Despues de un fin de semana comiendo roscón de reyes, las cosas se ven de otra forma, al menos, más dulce.

Volviendo al tema de la relación entre la dirección general o resto de direcciones y los sistemas de información, recuerdo algunos comentarios/experiencias significativos.

Habitualmente IT dependía de Finanzas. Dado que los sistemas contables fueron los primeros en extenderse en las empresas, la "informática" era una herramienta del contable, luego su responsable dependía de él. En las empresas de fabricación o distribución, donde el producto se "veía" a través de los sistemas, el resposnable de estos solía depender del de logística u operaciones.

El puesto de Director de Sistemas dependiendo directamentel de la Dirección General es algo relativamente nuevo, y a lo que Nicholas Carr ataca en su libro Does IT matter?, donde llega a preguntar "¿existe en alguna compañía un vicepresidente para electricidad?".

Alberto, en anotado hablaba de su cambio de rol en su compañía. Eso es perfecto y esperanzador. Si un director de marketing puede pasar a operaciones o de comercial a logística, ¿porqué no de sistemas a comercial?. Señal de que ha dejado de ser el "técnico" para ser un gestor más que puede aportar a la compañía sin ser un especialista.

Por contra, es fácil encontrar blog sobre estrategia (estratega, por ejemplo) o marketing y comunicación (eTc, Espacio del DirCom, y otros...). Es decir, personas con un perfil no "de sistemas" utilizan la tecnología para publicar sus ideas. Creo que han captado los sistemas como una vía para mejorar la rentabilidad de sus iniciativas (sea publicar su opinión como podría ser mejorar la rentabilidad de su negocio) y la utilizan.

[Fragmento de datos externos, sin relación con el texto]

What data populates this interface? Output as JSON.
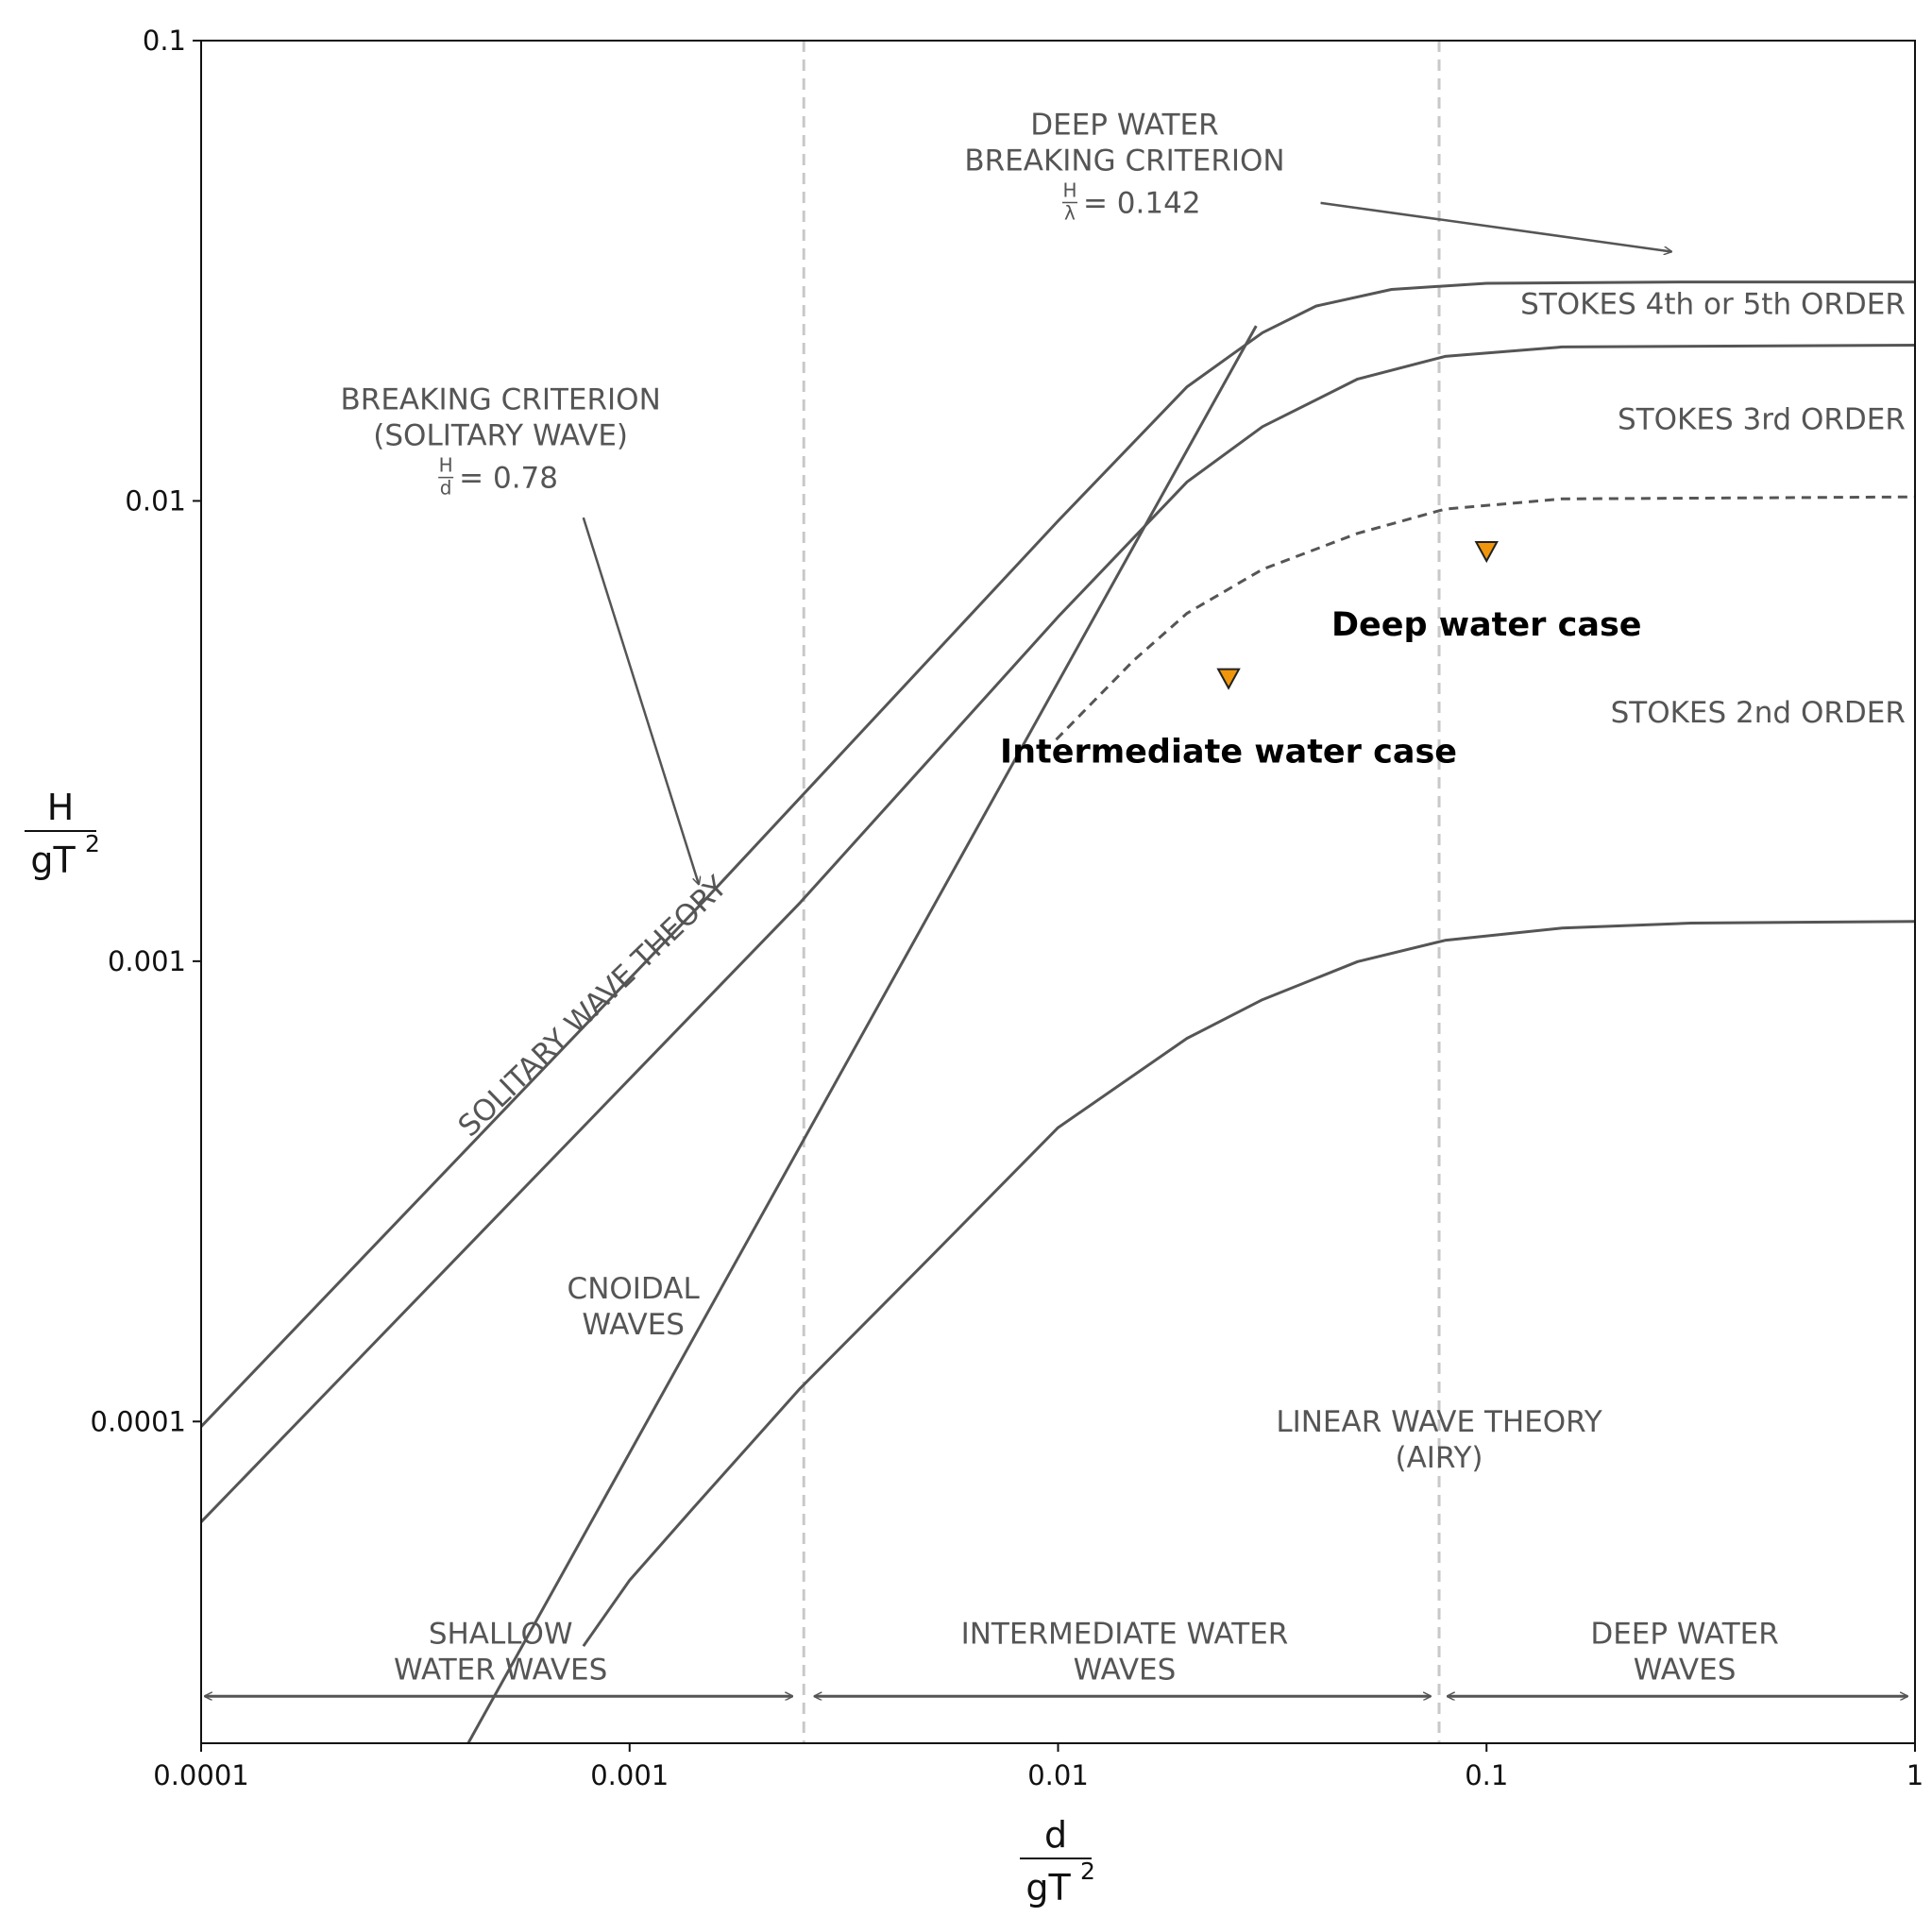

Mi conclusión es que es esperanzadora la incorporación del director de sistemas a la alta dirección y la inclusión de materias de sistemas en los MBAs. Pero también que debemos hacer una autocrítica importante e implicarnos en todas las áreas de la compañía para, en primer lugar, aportar valor o mejorar todos sus procesos y, en segundo, dejar de ser precibidos como los dueños de "una pequeña parcela" que nadie quiere conocer y, mucho menos, tocar.